Ça tourne. J'ai froid, en plein mois d'aout. Je devrais sortir. Satisfaire un besoin. Je devrais me jeter sur quelqu'un, lui dire ce que je veux. Mais non. Je vais attendre patiemment minuit, et voir ce qui arrivera. Je vais surveiller mon téléphone, peut-être... Je ne pense pas.
A l'instant présent, j'aimerais tourner sur la musique qui danse dans mes oreilles. Contempler des arabesques multicolores dans une rue et sauter des unes aux autres pour être une enfant. Avant. Je voudrais me serrer dans les bras de mes parents et entendre dire de mes frères que je serais la plus forte, la plus belle et tout le reste, de mes sœurs que je serais très bien comme je serais. J'aimerais une sucette, réapprendre à lire et à voir, à déchiffrer le monde pour apprendre à l'aimer, ne serait-ce qu'un petit peu.
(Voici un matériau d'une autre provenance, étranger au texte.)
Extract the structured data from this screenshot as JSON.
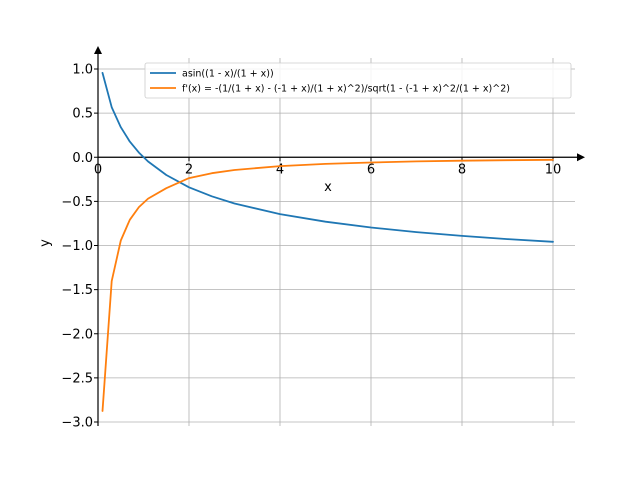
{
  "chart_data": {
    "type": "line",
    "title": "",
    "xlabel": "x",
    "ylabel": "y",
    "xlim": [
      0,
      10.5
    ],
    "ylim": [
      -3.05,
      1.1
    ],
    "grid": true,
    "legend_position": "top-right",
    "x_ticks": [
      0,
      2,
      4,
      6,
      8,
      10
    ],
    "x_tick_labels": [
      "0",
      "2",
      "4",
      "6",
      "8",
      "10"
    ],
    "y_ticks": [
      1.0,
      0.5,
      0.0,
      -0.5,
      -1.0,
      -1.5,
      -2.0,
      -2.5,
      -3.0
    ],
    "y_tick_labels": [
      "1.0",
      "0.5",
      "0.0",
      "−0.5",
      "−1.0",
      "−1.5",
      "−2.0",
      "−2.5",
      "−3.0"
    ],
    "series": [
      {
        "name": "asin((1 - x)/(1 + x))",
        "color": "#1f77b4",
        "x": [
          0.1,
          0.3,
          0.5,
          0.7,
          0.9,
          1.1,
          1.5,
          2.0,
          2.5,
          3.0,
          4.0,
          5.0,
          6.0,
          7.0,
          8.0,
          9.0,
          10.0
        ],
        "y": [
          0.956,
          0.567,
          0.34,
          0.177,
          0.053,
          -0.048,
          -0.201,
          -0.34,
          -0.442,
          -0.524,
          -0.644,
          -0.73,
          -0.796,
          -0.848,
          -0.891,
          -0.927,
          -0.958
        ]
      },
      {
        "name": "f'(x) = -(1/(1 + x) - (-1 + x)/(1 + x)^2)/sqrt(1 - (-1 + x)^2/(1 + x)^2)",
        "color": "#ff7f0e",
        "x": [
          0.1,
          0.3,
          0.5,
          0.7,
          0.9,
          1.1,
          1.5,
          2.0,
          2.5,
          3.0,
          4.0,
          5.0,
          6.0,
          7.0,
          8.0,
          9.0,
          10.0
        ],
        "y": [
          -2.875,
          -1.403,
          -0.943,
          -0.709,
          -0.565,
          -0.469,
          -0.351,
          -0.236,
          -0.181,
          -0.144,
          -0.1,
          -0.075,
          -0.059,
          -0.047,
          -0.039,
          -0.033,
          -0.029
        ]
      }
    ]
  }
}
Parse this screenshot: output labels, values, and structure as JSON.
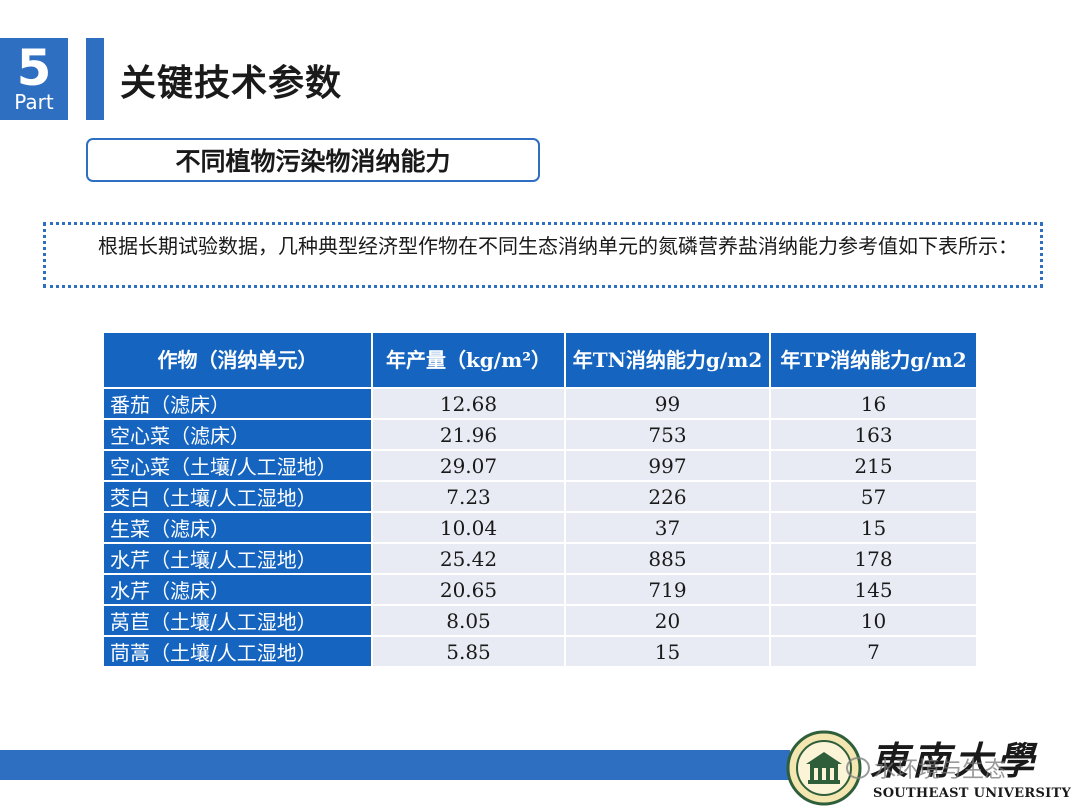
{
  "header": {
    "part_number": "5",
    "part_label": "Part",
    "title": "关键技术参数"
  },
  "section": {
    "title": "不同植物污染物消纳能力"
  },
  "intro": {
    "text": "根据长期试验数据，几种典型经济型作物在不同生态消纳单元的氮磷营养盐消纳能力参考值如下表所示："
  },
  "table": {
    "headers": {
      "crop": "作物（消纳单元）",
      "yield": "年产量（kg/m²）",
      "tn": "年TN消纳能力g/m2",
      "tp": "年TP消纳能力g/m2"
    },
    "rows": [
      {
        "crop": "番茄（滤床）",
        "yield": "12.68",
        "tn": "99",
        "tp": "16"
      },
      {
        "crop": "空心菜（滤床）",
        "yield": "21.96",
        "tn": "753",
        "tp": "163"
      },
      {
        "crop": "空心菜（土壤/人工湿地）",
        "yield": "29.07",
        "tn": "997",
        "tp": "215"
      },
      {
        "crop": "茭白（土壤/人工湿地）",
        "yield": "7.23",
        "tn": "226",
        "tp": "57"
      },
      {
        "crop": "生菜（滤床）",
        "yield": "10.04",
        "tn": "37",
        "tp": "15"
      },
      {
        "crop": "水芹（土壤/人工湿地）",
        "yield": "25.42",
        "tn": "885",
        "tp": "178"
      },
      {
        "crop": "水芹（滤床）",
        "yield": "20.65",
        "tn": "719",
        "tp": "145"
      },
      {
        "crop": "莴苣（土壤/人工湿地）",
        "yield": "8.05",
        "tn": "20",
        "tp": "10"
      },
      {
        "crop": "茼蒿（土壤/人工湿地）",
        "yield": "5.85",
        "tn": "15",
        "tp": "7"
      }
    ]
  },
  "footer": {
    "university_cn": "東南大學",
    "university_en": "SOUTHEAST UNIVERSITY",
    "watermark": "水环境与生态"
  },
  "colors": {
    "accent": "#2f6fc2",
    "table_header": "#1565c0",
    "table_cell": "#e8ebf4"
  }
}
Je voudrais l'Espagne avec son sable, brûlant les pieds, sa mer aux vagues si grandes, trop grandes pour mes châteaux de sable qui s'effondraient en redevenant de simples monticules. Après tout, certains des plus beaux châteaux devinrent, par la suite, des ruines effondrées qui parsemaient les pays, de çà et de là. Je voudrais être petite et demander à ma mère les noms de mesdames les fleurs, avant.
Je voudrais pouvoir me maquiller et tirer la langue, me pavaner aux lèvres de quelqu'un en étant belle, en étant femme. Je voudrais m'acheter ce que je veux, être riche pour lire, ne pas travailler, dormir, rêvasser. Être libre. Je voudrais avoir ce que je veux, que mes rêves s'accomplissent comme s'ils avaient été écrits par la plume d'un destin quelconque, écrit par quelqu'un de tellement puissant. Je voudrais être heureuse et pouvoir dire au gens que je n'aiment pas de s'en aller, qu'on ne me reproche plus mon être. Je voudrais conserver ceux que j'aime tels qu'ils sont, dans des moments de leurs vies, figés.
Je pense aller, ce soir, rencontrer les étoiles et leur demander de m'expliquer du mieux qu'elles le peuvent à quoi est-ce qu'actuellement, je sers dans ma famille, auprès de ceux que je crois être mes amis, auprès de ceux que j'aime. Est-ce que ma mère à besoin de moi ? Est-ce que mon père ne serait pas plus heureux sans avoir la charge de sa dernière fille, continuellement sur les épaules ? Est-ce qu'il est nécessaire d'attendre l'heure qui vient pour me poser la même question dans un an ?
Je vais avoir quatorze ans. Ce n'est pas nécessaire. C'est inutile. Je suis inutile, soufflons donc les bougies invisibles qui me sont tendues par le ciel.